Reproducibility Index

Notice: The reproducibility variables underlying each score are classified using an automated LLM-based pipeline, validated against a manually labeled dataset. LLM-based classification introduces uncertainty and potential bias; scores should be interpreted as estimates. Full accuracy metrics and methodology are described in Coakley et alK. L. Coakley, T. Snelleman, H. Hoos, and O. E. Gundersen, "The embrace of open science: An analysis of a decade of AI research and 56 800 conference papers," Under Review, 2026..

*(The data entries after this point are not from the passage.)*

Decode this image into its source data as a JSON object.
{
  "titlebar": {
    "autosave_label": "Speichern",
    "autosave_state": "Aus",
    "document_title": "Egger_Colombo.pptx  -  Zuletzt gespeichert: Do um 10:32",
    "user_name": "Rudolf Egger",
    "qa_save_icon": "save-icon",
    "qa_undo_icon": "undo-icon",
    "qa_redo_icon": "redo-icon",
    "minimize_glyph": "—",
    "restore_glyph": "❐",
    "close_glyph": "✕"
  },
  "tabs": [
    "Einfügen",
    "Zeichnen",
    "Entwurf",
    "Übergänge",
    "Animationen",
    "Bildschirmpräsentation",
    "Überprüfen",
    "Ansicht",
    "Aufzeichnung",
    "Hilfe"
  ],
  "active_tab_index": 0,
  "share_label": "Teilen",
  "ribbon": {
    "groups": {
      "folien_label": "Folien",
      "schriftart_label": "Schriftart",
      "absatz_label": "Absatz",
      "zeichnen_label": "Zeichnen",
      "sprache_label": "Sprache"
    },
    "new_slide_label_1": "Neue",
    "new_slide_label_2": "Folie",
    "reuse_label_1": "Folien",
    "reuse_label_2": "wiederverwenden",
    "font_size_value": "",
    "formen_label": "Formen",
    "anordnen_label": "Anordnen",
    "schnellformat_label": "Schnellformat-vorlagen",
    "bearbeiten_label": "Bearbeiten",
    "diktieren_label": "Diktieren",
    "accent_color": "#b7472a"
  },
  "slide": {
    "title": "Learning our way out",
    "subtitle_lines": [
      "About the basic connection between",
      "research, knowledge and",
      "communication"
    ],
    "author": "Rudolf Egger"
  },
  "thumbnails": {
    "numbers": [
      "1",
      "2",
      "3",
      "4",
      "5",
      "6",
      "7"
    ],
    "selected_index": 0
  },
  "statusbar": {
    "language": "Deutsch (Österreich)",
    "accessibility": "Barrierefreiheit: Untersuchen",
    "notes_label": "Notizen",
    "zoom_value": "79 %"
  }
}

Catch Your Emotion: Sharpening Emotion Perception in Multimodal Large Language Models

Authors: Yiyang Fang, Jian Liang, Wenke Huang, He Li, Kehua Su, Mang Ye

ICML 2025 | Venue PDF | LLM Run Details

Reproducibility Variable	Result	LLM Response
Research Type	Experimental	Experimental results demonstrate that SEPM significantly improves MLLM performance on emotion-related tasks, providing a resource-efficient and scalable solution for emotion recognition.
Researcher Affiliation	Academia	1National Engineering Research Center for Multimedia Software, School of Computer Science, Wuhan University, Wuhan, China 2Taikang Center for Life and Medical Sciences, Wuhan University, Wuhan, China. Correspondence to: Kehua Su <EMAIL>, Mang Ye <EMAIL>.
Pseudocode	Yes	Algorithm 1 SEPM Input: Multimodal Large Language Models M, Coarse-Grained Query Qc, Sample D. Output: Specific emotion category E.
Open Source Code	Yes	Our code is available in https://github.com/fuyyyyy/SEPM.
Open Datasets	Yes	We evaluate our framework on four emotion datasets, which are annotated across different scenarios and numbers of categories: Emotion6 (Peng et al., 2015), Emo Set (Yang et al., 2023), Web Emo (Panda et al., 2018), and Abstract (Machajdik & Hanbury, 2010).
Dataset Splits	No	The paper lists several datasets used for evaluation (Emotion6, Emo Set, Web Emo, Abstract) but does not specify the train/validation/test splits used for their experiments. It mentions 'Zero-shot inference' but no explicit data partitioning details for reproducibility.
Hardware Specification	Yes	All experiments are conducted on 8 NVIDIA 4090 GPUs, each with 24GB of memory.
Software Dependencies	No	The paper mentions using LLaVA (Liu et al., 2023) and VILA (Lin et al., 2024) as foundation models, but it does not specify version numbers for these or any other software libraries or programming languages used for implementation.
Experiment Setup	Yes	The confidence threshold α and drop rate β are set to 0.1 and 0.2 by default, respectively.